Suara langkah kaki yang menggema di sepanjang lorong dikediaman Alexander dimana setiap langkah kaki sang pemilik mengeluarkan aura gelap dan mengintimidasi membuat para pelayan dan bodyguard yang menyambut sang taun muda tak ada yang berani mengangkat kepala walau hanya sekedar menyapa atau bertatap mata. Karena risiko dari semua itu adalah hukuman yang sangat berat membuat mereka memilih untuk bungkam dan berdoa dalam hati semoga salah satu diantara mereka tidak ada yang melakukan kesalahan yang akan membuat sang tuan murka.
"akhirnya kau datang juga son." ucap sorang pria yang mimiliki wajah yang hampir mirip 100% dengan sang tuan muda yang baru saja tiba, yah dia adalah Axelion Alexander. Ayah dari Reynand Alexander.
"tak perlu berbasa-basi tuan Axelion, katakan saja tujuan sebenarnya memanggilku pulang." ucap Reynand dengan nada yang datar dan terdengar amat dingin, berbeda dengan interaksi orang tua dan anak pada umumnya di luaran sana.
"huft." helaan nafas yang terdengar berat dan putus asa. "begitukah caramu berbicara dengan daddymu ini son, bagaimanapun aku adalah orang tuamu, dan tak seharusnya kau bersikap begitu dingin kepadaku son."
"yah kau adalah orang tua yang tak pernah peduli dengan anak sendiri setelah mommy pergi meninggalkan ku untuk selamanya, dimana Anda disaat saya membutuhkan pelukan dari sosok daddy, dimana Anda di saat saya sakit menahan rindu terhadap mommy dan menyebut nama deddy? Anda tak sekalipun pernah ada untukku tuan. kau hanya mencintai citra dan nama baikmu melebihi putra mu sendiri tuan."
"maafkan deddy son, deddy melakukan itu semua semata-mata untuk menenangkan pikiran deddy karena kepergian mommy yang meninggalkan kita son."
"hahahaha kau mengobati luka mu sendiri tanpa peduli luka yang ankmu derita tuan? Anda pikir saya tak merasakan hal sama?." suara tawa yang menggema di sepanjang ruang keluarga namun terdengar pilu di telinga pendengarnya.
"tapi son..." ucap axel yang terputus karena mendengarkan ucapan sang anak.
"Sudahlah pak tua katakan saja apa tujuanmu memanggilku, sudahi omong kosong yang memuakkan ini."
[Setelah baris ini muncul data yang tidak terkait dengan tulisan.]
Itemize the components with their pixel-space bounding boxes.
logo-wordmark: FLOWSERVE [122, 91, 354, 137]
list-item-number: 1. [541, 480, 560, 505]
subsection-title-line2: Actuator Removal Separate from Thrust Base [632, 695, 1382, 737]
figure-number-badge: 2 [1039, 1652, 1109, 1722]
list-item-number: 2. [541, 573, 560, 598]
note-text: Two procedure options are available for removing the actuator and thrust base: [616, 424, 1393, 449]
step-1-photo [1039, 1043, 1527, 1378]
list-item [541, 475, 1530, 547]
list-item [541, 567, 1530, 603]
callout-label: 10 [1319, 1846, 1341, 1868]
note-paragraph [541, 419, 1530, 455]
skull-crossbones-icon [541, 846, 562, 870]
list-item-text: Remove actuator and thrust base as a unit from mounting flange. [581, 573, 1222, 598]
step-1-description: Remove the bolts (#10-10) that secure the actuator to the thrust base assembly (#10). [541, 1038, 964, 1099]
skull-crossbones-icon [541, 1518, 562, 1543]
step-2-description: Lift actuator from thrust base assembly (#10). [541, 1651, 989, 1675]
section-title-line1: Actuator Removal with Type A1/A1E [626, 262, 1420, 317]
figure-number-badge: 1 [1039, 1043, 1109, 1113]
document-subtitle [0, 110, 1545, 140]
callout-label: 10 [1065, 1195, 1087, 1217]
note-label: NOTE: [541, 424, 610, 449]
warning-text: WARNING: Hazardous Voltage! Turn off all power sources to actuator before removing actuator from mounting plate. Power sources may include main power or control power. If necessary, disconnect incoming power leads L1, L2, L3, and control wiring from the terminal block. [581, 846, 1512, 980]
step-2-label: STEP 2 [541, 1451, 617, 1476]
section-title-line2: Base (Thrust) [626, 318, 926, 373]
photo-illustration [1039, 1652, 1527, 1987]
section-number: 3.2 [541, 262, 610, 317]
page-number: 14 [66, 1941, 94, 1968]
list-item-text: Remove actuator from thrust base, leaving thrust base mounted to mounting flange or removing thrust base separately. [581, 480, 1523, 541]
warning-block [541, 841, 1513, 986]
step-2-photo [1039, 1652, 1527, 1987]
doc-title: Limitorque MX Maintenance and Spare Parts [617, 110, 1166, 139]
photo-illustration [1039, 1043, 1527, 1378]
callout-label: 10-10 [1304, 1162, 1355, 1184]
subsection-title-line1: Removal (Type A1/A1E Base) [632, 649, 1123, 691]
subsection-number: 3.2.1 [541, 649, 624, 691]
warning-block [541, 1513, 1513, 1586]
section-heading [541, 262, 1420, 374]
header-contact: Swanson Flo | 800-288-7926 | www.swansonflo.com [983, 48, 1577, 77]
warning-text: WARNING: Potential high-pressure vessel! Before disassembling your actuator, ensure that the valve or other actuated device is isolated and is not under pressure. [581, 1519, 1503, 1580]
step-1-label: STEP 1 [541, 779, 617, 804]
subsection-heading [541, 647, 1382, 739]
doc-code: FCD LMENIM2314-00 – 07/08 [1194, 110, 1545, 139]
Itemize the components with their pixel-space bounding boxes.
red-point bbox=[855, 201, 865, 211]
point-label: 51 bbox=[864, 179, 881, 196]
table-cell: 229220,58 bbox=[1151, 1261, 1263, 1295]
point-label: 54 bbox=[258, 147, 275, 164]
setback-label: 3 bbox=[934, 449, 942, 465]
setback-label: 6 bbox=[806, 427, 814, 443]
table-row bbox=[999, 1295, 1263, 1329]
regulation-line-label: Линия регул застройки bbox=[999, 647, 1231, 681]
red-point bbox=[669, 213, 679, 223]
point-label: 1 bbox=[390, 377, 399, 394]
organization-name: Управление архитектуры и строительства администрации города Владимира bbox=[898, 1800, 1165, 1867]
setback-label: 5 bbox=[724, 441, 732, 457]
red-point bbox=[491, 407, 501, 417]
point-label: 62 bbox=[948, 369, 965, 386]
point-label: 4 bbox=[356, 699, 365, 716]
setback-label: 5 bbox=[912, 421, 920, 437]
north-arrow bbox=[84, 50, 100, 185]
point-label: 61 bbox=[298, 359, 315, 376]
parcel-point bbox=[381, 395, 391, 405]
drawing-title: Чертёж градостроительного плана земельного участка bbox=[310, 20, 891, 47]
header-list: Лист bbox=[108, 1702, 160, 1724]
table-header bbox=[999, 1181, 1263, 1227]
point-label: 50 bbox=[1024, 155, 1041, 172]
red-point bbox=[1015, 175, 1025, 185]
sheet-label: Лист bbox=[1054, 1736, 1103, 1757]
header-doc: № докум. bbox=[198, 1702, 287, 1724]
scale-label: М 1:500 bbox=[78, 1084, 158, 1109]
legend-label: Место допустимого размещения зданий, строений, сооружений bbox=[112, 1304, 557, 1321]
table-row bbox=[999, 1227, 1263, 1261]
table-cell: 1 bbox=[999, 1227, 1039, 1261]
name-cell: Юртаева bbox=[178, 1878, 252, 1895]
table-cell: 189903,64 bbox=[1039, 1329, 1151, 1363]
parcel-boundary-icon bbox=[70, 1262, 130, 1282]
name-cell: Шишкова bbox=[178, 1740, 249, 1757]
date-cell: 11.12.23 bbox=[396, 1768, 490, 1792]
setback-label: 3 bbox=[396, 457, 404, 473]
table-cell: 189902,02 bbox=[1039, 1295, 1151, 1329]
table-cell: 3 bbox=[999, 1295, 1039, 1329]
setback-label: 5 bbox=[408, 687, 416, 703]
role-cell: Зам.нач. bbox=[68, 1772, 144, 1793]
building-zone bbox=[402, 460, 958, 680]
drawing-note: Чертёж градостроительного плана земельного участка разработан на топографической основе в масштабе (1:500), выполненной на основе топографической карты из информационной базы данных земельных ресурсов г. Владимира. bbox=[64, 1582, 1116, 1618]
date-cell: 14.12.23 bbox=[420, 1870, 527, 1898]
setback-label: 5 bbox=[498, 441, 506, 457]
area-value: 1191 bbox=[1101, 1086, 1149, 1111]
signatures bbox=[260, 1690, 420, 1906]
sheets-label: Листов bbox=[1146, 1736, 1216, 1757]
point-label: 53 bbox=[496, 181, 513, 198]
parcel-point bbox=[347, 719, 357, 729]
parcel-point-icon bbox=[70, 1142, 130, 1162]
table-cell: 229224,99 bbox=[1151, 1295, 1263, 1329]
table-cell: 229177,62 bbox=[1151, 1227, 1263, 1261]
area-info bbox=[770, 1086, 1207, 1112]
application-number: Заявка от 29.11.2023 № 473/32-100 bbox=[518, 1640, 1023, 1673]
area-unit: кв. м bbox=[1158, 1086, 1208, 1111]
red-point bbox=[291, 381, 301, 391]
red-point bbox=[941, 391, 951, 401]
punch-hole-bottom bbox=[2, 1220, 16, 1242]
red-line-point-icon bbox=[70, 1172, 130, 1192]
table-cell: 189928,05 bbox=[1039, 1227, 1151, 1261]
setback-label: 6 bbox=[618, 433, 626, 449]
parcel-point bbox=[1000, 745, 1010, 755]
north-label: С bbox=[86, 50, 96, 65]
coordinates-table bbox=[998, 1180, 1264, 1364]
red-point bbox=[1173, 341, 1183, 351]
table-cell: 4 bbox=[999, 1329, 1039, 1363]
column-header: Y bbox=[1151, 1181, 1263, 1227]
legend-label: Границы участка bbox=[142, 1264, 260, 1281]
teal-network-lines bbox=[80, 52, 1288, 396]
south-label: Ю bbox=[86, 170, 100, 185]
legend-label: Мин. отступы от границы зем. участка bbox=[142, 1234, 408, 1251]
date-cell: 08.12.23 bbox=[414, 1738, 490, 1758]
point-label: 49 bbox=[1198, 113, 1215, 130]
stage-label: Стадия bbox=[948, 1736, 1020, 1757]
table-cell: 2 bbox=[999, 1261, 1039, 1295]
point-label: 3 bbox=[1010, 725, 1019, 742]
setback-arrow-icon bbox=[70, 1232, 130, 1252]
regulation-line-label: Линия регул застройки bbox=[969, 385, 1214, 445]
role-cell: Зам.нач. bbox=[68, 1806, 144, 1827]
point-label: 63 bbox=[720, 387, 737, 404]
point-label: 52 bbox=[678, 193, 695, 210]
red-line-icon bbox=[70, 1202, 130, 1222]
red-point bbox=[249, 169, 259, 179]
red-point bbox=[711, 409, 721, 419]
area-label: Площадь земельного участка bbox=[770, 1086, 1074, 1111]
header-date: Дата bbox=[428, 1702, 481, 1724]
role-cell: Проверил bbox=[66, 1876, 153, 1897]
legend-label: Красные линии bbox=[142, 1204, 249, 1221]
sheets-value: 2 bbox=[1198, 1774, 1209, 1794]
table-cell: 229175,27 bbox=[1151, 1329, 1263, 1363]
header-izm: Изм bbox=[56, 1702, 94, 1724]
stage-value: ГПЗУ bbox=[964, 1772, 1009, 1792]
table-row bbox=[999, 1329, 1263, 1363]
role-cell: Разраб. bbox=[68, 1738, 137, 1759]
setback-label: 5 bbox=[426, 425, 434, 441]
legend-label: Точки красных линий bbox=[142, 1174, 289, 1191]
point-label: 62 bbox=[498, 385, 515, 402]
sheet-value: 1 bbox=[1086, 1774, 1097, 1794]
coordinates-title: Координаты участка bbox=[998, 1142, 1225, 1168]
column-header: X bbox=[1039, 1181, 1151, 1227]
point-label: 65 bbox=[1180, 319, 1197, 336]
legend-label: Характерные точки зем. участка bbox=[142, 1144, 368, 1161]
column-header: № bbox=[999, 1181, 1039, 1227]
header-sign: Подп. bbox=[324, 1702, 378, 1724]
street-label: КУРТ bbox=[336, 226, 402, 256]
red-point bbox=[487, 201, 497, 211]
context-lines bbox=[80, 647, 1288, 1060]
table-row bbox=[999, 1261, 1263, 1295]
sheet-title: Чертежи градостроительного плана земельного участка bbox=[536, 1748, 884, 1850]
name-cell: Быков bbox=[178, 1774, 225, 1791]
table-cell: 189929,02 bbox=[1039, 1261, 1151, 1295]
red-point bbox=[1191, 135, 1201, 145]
"hah" helaan nafas itu kembali terdengar dari bibir axel yang tampak lelah. "baiklah deddy hanya ingin menyampaikan wasiat mommy untukmu, dan kau bacalah sendiri agar kau percaya bahwa ini adalah permintaan terakhir dari mommy." ucap axel sembari menyerahkan gulungan kertas yang telah lama ia simpan dalam sebuah berangkas mendiang sang istri.
"apa-apaan ini, perjodohan? apa kau yakin pak tua bahwa ini adakah permintaan mommy ku yang terakhir kalinya?."
"yah kau benar son itu adalah permintaan terakhir yang mommy tulis sendiri dengan tanggannya. dan daddy harap kau mau memenuhi keinginan mommy mu untuk menikahi anak dari sahabatnya."
"si*l" ucap reynand lalu beranjak meninggalkan kediaman aleexander tanpa bersusah paya untuk berpamitan terhadap sang ayah.
"maafkan aku sayang, aku gagal mendidiknya karena kesalahanku sendiri, aku telah membuat anak kita tumbuh menjadi lelaki yang kejam. berbeda di saat kau masih ada bersama kami isteriku." ucap axel dengan air mata yang perlahan mengalir di sudut matanya saat kenangan bahagia bersama anak dan isterinya berputar bagai kaset rusak dalam otaknya.